West African meth production is still far off the levels in Mexico, where officials seized 19 tonnes last year and discovered a string of so-called super labs. But local groups are beginning to make inroads into lucrative markets in Thailand, Malaysia, Indonesia and Japan.

Law enforcement officials say Nigerian criminal groups use extensive networks of human mules.
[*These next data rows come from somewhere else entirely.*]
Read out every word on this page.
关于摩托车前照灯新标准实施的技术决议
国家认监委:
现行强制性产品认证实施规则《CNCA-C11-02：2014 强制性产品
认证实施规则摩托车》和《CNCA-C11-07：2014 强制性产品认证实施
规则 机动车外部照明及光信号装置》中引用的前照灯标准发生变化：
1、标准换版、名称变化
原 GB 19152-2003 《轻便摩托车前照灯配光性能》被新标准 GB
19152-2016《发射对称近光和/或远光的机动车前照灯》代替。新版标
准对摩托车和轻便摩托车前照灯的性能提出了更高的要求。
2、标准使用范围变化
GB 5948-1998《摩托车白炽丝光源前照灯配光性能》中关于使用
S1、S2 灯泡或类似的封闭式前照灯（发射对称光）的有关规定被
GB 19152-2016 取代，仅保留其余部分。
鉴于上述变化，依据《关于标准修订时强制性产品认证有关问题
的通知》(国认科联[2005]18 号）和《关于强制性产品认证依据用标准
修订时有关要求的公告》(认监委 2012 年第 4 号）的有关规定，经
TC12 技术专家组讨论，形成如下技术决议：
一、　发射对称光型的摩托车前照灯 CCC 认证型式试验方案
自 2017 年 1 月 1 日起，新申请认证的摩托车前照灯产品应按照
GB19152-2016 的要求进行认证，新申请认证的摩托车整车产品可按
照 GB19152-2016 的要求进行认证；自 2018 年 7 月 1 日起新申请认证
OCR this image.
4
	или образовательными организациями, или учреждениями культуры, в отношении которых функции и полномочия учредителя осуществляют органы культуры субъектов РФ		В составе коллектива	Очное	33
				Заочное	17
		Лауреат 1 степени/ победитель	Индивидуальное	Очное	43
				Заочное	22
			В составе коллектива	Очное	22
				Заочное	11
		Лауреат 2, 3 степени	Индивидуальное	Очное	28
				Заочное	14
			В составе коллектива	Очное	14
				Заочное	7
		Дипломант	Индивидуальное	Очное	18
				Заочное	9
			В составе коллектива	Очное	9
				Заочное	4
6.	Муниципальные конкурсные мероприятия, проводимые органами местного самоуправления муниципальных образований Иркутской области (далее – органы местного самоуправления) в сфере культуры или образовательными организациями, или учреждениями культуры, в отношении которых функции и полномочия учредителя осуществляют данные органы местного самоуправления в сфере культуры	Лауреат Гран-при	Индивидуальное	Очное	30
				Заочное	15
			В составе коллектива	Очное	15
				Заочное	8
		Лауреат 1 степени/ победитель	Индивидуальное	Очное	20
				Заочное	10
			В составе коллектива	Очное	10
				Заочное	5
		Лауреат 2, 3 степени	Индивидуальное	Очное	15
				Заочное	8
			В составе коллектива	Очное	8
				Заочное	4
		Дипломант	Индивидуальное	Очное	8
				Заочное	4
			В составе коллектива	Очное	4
Several officials in West Africa said Nigerians have begun to employ Europeans with clean passports, who are likely to raise less suspicion in Asia. In December 2013, a German man and an Austrian woman were arrested in Jakarta after they were caught having flown in from Dakar with meth hidden in their luggage, local media reported.

Police in London and Paris last year arrested eight Europeans who had left West Africa and were headed to Asia, each carrying 2 to 6 kg of meth, one foreign law enforcement official told Reuters.

In an effort to stop the industry becoming entrenched, Payne said the DEA is helping local officials by detecting and dismantling clandestine labs.
“They basically have a three-headed monster now in Africa,” Payne said. “They have the coke problem from South America, the heroin from Afghanistan, and the home-grown meth that is making its way to South Africa and Asia. We’re trying to address it as we can, but that is tough.”
This is a Reuters original investigation.